HOLLYWOOD DANS LE ROUGE

Ce film fait honneur aux États-Unis. L'histoire, qui se déroule de 1949 à 1970, plonge le spectateur dans cette période où, obsédées par la guerre froide, les élites culturelles et politiques ont cédé à la chasse aux sorcières. L'atmosphère est sobrement reconstituée : les décors sont, sans ostentation, remarquablement crédibles. On évite la muséographie un peu kitsch qui, souvent, sature l'ambiance des films d'époque de clichés vintage.

Montrer que les communistes aux États-Unis n'étaient pas des diables, surtout en cette période où le Tea Party et un populisme nauséabond y renvoient dans la bestialité Mexicains et Noirs, le pari était risqué : à partir du roman biographique de Bruce Cook, Jay Roach l'a tenu avec maestria. Entre 1949 et 1952, la traque anticommuniste orchestrée par le sénateur McCarthy a frappé de plein fouet l'univers pailleté de Hollywood comme tout le pays. Les dénonciations ont envoyé en prison, ruiné, épuisé, acculé au suicide des milliers d'innocents. Dalton Trumbo (joué par Bryan Cranston), alors scénariste à succès, fait partie de ses victimes. Le film montre comment il est traîné dans la boue de l'infamie, en particulier par une presse vénéneuse, ici incarnée par l'épatante Helen Mirren. Des figures emblématiques de « l'usine à rêves », comme John Wayne (David James Elliott), ont participé à la curée. Le passage en prison comme l'engagement de la fille de Dalton Trumbo, Niki (Elle Fanning), confrontent le spectateur à l'émergence de la lutte pour les droits civiques des Noirs, avec toutes ses ambiguïtés : humaniste incontestable, Dalton Trumbo n'échappe pourtant pas aux préjugés raciaux.

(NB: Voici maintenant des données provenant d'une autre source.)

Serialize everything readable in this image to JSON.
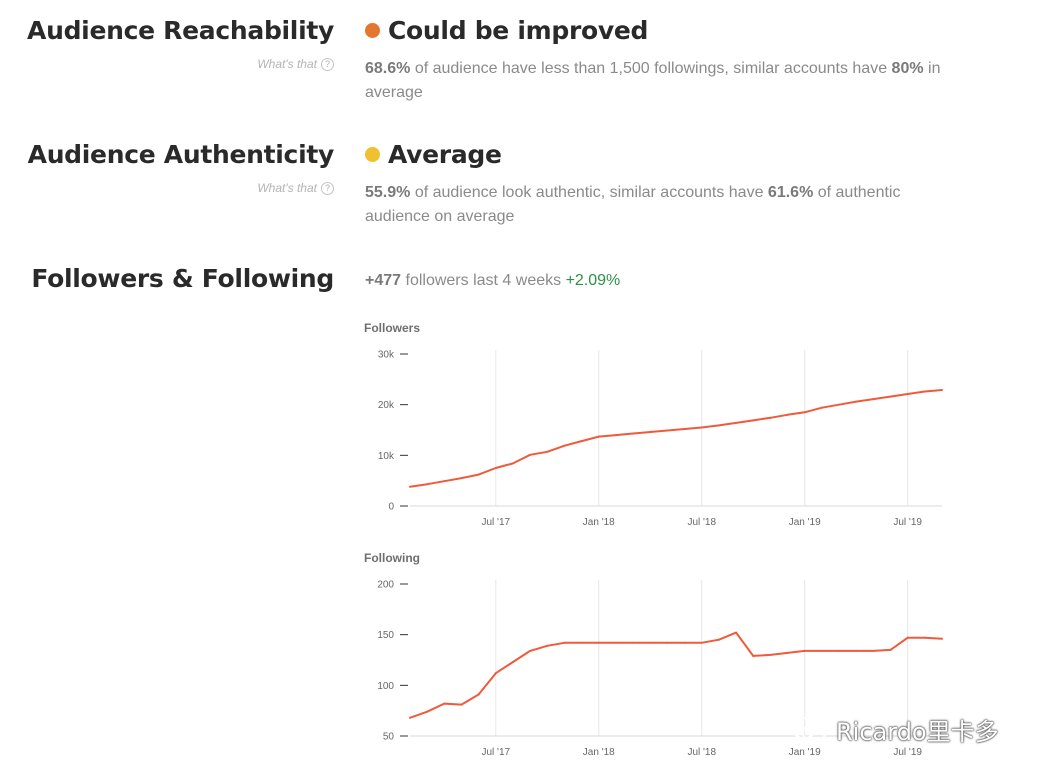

Dans son engagement, l'auteur perd jusqu'à son identité, même sorti de prison : la « liste noire » le prive de toute possibilité d'écrire sous son nom. La réhabilitation passe par le cinéma de série B, représenté par les frères King : leur seule préoccupation est de trouver un scénariste capable de satisfaire leur public, auquel ils fournissent, par dizaines, des films oubliables. Trumbo est un professionnel : il produit donc des scénarios, sous couvert d'anonymat, par dizaines. Oscarisé sous pseudonyme, il est à la fin des années 1950 enfin reconnu grâce au courage d'Otto Preminger et de Kirk Douglas, qui inscrivent son nom au générique d' Exodus et de Spartacus . Les protagonistes, réels, de cette histoire vraie deviennent ainsi, chacun, l'incarnation d'une période sombre, complexe et infiniment riche de l'histoire des États-Unis.